Heck, something dense has to happen at MetroWest -- everyone I know wants some sort of TRUE TOD there, but first we have to have principles and standards for what TOD means in Fairfax, with its particular configuration, roads, schools and parks and other infrastructure limits. Two supervisors publicly called for that on December 5th and then there was a convenient two month hiatus in any progress on that question while the MetroWest re-zoning -- with all its ill-considered and unenforceable provisions -- moved forward.

MetroWest is far more complicated that either the County or the "smart growth" folks seem to understand. But it only takes a few hours scrutinzing the proffers to see how it fails as "smart growth," time lots of those eager to take a position on the matter don't seem to put in. I think it's remarkable that a cadre of dedicated citizens wants to take a multi-faceted and regional approach to the evolution of Fairfax, starting with MetroWest, which will set the stage for future projects.

So, please don't tell me what I stand for. I'm pretty clear about that and invite you all to learn more at www.FairGrowthNetwork.org

 
At 2:12 PM, Anonymous Anonymous said...

shoot -- I got going and now I"m late for what I had to head out for.... Passion has a price even on the most mundane level.

 
At 10:52 PM, Blogger Hydra said...

Deborah: your Fair Growth organization is a rare point of rational discussion, in my opinion.
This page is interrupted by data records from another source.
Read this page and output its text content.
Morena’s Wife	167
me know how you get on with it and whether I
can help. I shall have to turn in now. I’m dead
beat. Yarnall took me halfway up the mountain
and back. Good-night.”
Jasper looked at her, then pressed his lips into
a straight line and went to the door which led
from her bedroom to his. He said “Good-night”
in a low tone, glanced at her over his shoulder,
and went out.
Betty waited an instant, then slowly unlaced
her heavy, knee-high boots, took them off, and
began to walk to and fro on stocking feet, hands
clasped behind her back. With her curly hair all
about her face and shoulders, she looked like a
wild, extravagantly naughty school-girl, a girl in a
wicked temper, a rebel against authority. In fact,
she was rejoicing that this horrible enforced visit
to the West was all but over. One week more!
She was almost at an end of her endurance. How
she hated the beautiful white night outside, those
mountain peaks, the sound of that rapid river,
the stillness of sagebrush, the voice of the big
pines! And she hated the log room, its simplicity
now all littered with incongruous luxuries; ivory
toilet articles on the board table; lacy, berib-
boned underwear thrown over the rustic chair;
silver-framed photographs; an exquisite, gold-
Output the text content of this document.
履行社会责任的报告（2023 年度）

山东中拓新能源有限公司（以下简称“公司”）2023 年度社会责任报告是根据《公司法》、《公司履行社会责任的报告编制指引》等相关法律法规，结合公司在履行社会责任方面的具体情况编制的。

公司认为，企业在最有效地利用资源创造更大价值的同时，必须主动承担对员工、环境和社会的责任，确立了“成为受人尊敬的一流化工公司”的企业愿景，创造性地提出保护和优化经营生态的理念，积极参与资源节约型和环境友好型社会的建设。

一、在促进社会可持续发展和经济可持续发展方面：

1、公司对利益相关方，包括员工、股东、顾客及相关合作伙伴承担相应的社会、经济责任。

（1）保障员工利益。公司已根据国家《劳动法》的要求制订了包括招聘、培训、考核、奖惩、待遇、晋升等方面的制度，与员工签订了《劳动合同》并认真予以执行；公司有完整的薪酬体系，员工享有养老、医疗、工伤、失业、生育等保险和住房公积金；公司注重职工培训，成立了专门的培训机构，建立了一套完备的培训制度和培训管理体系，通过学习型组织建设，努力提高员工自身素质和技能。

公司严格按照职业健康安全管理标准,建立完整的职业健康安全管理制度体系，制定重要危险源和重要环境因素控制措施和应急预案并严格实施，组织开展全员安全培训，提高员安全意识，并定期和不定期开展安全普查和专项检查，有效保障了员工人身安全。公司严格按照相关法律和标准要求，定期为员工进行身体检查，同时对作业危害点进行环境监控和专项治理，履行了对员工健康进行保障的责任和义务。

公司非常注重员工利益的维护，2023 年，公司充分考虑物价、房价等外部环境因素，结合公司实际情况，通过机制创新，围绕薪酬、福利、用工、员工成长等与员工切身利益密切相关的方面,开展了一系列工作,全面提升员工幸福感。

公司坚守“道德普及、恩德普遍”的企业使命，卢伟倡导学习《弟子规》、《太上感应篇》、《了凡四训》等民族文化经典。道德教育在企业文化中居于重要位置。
See my first post about your organization. The fact remains that there are many organizations and individuals that are so highly polarized there can be no discussion with them: it is winner take all, and then take some more.

Don't think for a moment that think what I recognize, and tried to state as gross generalizations, apply to everyone.

I happen to believe that there are a few optimum mixes of population density, housing density, job density, street density, traffic density, and open space all alng the continuum of values. I believe that what consists of a balanced neighborhood can possibly, but not likely occur anywhere in the mix.

For a while. Then it becomes unbalanced until the forces at play work themselves out.

Fairfax is clearly unbalanced, and I'm not sure it is their fault: there is too much outside pressure.

If you took the NIMBY acronym personally, please accept my apology.

 
At 3:31 PM, Blogger Hydra said...

Deborah: I see by the paper that the powers that be seem to be giving lip service to public participation: let them talk, make minor mods, and then go do what you want anyway.